Yargıtay Kararı 15. Ceza Dairesi 2015/9105 E. 2015/28571 K. 14.09.2015 T.

YARGITAY KARARI
DAİRE : 15. Ceza Dairesi
ESAS NO : 2015/9105
KARAR NO : 2015/28571
KARAR TARİHİ : 14.09.2015

Tebliğname No : KYB – 2014/410540

Dolandırıcılık suçundan şüpheliler M.. O.. ve A.. O.. haklarında yapılan soruşturma evresi sonucunda Karşıyaka Cumhuriyet Başsavcılığınca verilen 13/02/2013 tarihli ve 2012/192975 soruşturma, 2013/1664 sayılı kovuşturmaya yer olmadığına dair karara karşı yapılan itirazın reddine ilişkin İzmir 4. Ağır Ceza Mahkemesinin 05/06/2013 tarihli ve 2013/519 değişik iş sayılı karar aleyhine Yüksek Adalet Bakanlığınca verilen 05.12.2014 gün ve 2014-22099/73346 sayılı kanun yararına bozma talebine dayanılarak dava dosyası Yargıtay Cumhuriyet Başsavcılığının 14.09.2015 gün ve 2014/410540 sayılı tebliğnamesiyle dairemize gönderilmekle okundu.
Kanun yararına bozma isteyen tebliğnamede;
Dosya kapsamına göre, müştekinin dolandırıcılık iddiası üzerine yürütülen soruşturma sonucu şüpheliler hakkında, uyuşmazlığın hukuki nitelik arz ettiğinden bahisle kovuşturmaya yer olmadığına dair karar verilmiş ise de, 5271 sayılı Ceza Muhakemesi Kanunu’nun 160. maddesinde yer alan “Cumhuriyet savcısı, ihbar veya başka bir suretle bir suçun işlendiği izlenimini veren bir hâli öğrenir öğrenmez kamu davasını açmaya yer olup olmadığına karar vermek üzere hemen işin gerçeğini araştırmaya başlar.

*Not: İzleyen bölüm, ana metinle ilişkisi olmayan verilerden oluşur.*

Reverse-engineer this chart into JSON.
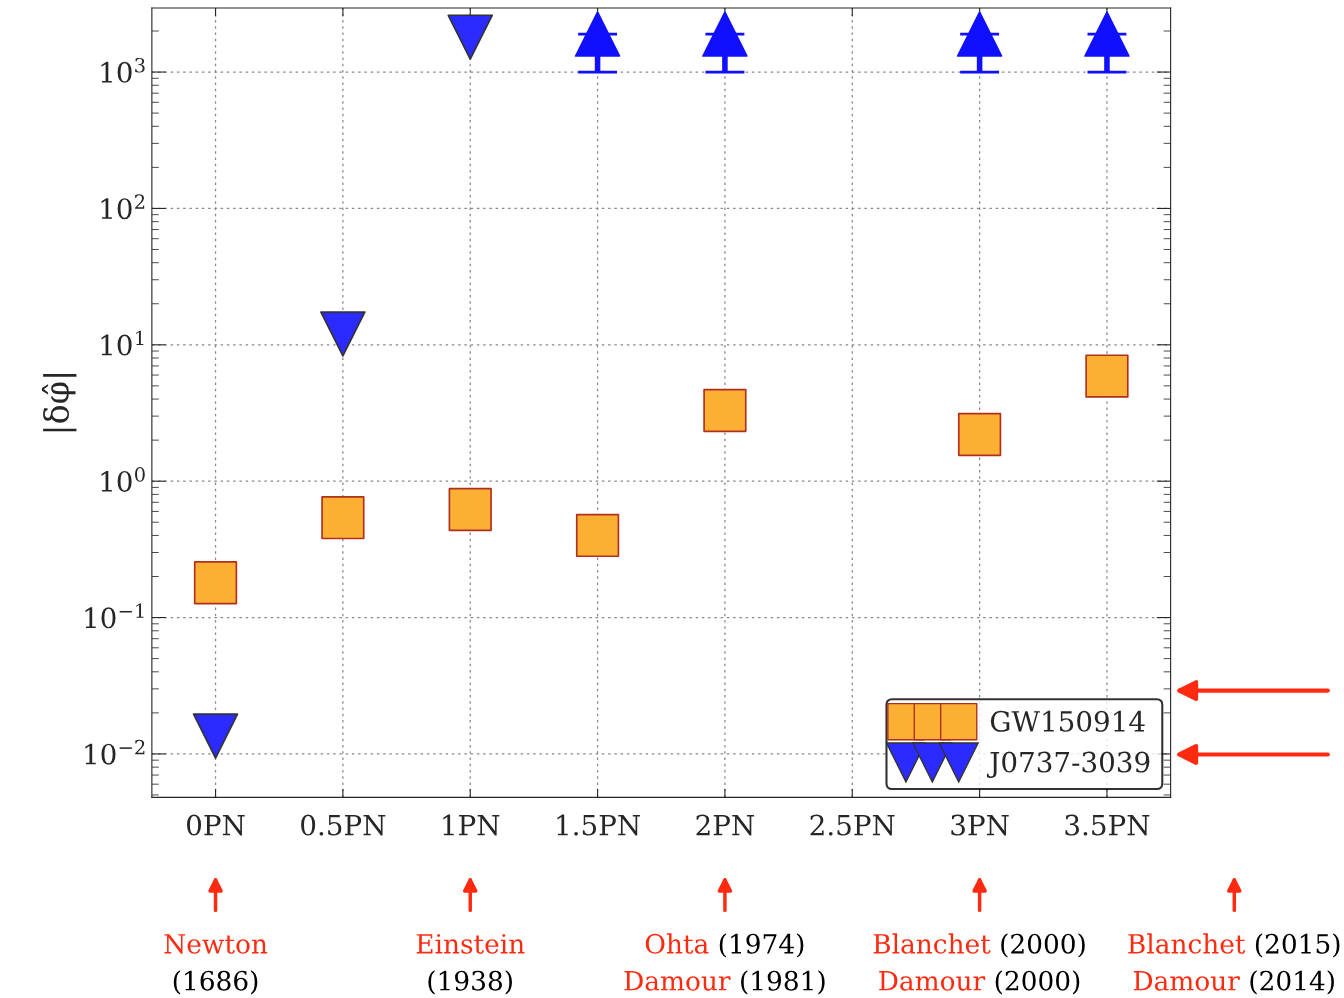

Cumhuriyet savcısı, maddî gerçeğin araştırılması ve adil bir yargılamanın yapılabilmesi için, emrindeki adlî kolluk görevlileri marifetiyle, şüphelinin lehine ve aleyhine olan delilleri toplayarak muhafaza altına almakla ve şüphelinin haklarını korumakla yükümlüdür.” şeklindeki düzenleme karşısında, Cumhuriyet savcısının soruşturma yapmak zorunda olduğu, Cumhuriyet savcısı tarafından şüphelilerden M.. O..’un savunmasının alınması, müştekinin olaylara tanık olduğunu belirttiği …. ve ……’ün dinlenilmesi, söz konusu banka kayıtlarının getirilmesi ve sonucuna göre karar verilmesi gerektiği gözetilmeden itirazın kabulü yerine, yazılı şekilde reddine karar verilmesinde isabet görülmediğinden 5271 sayılı CMK’nun 309. maddesi uyarınca anılan kararın bozulması lüzumu kanun yararına bozma talebine dayanılarak ihbar olunmuştur.
GEREĞİ DÜŞÜNÜLDÜ:
Kanun yararına bozmaya atfen düzenlenen ihbarnamedeki düşünce yerinde görüldüğünden, İzmir 4. Ağır Ceza Mahkemesi’nin 05.06.2013 tarih ve 2013/519 değişik iş sayılı kararının 5271 sayılı CMK’nın 309. maddesi gereğince BOZULMASINA, bozma nedenine göre müteakip işlemlerin mahallinde mahkemesince yerine getirilmesine, 14.09.2015 tarihinde oybirliğiyle karar verildi.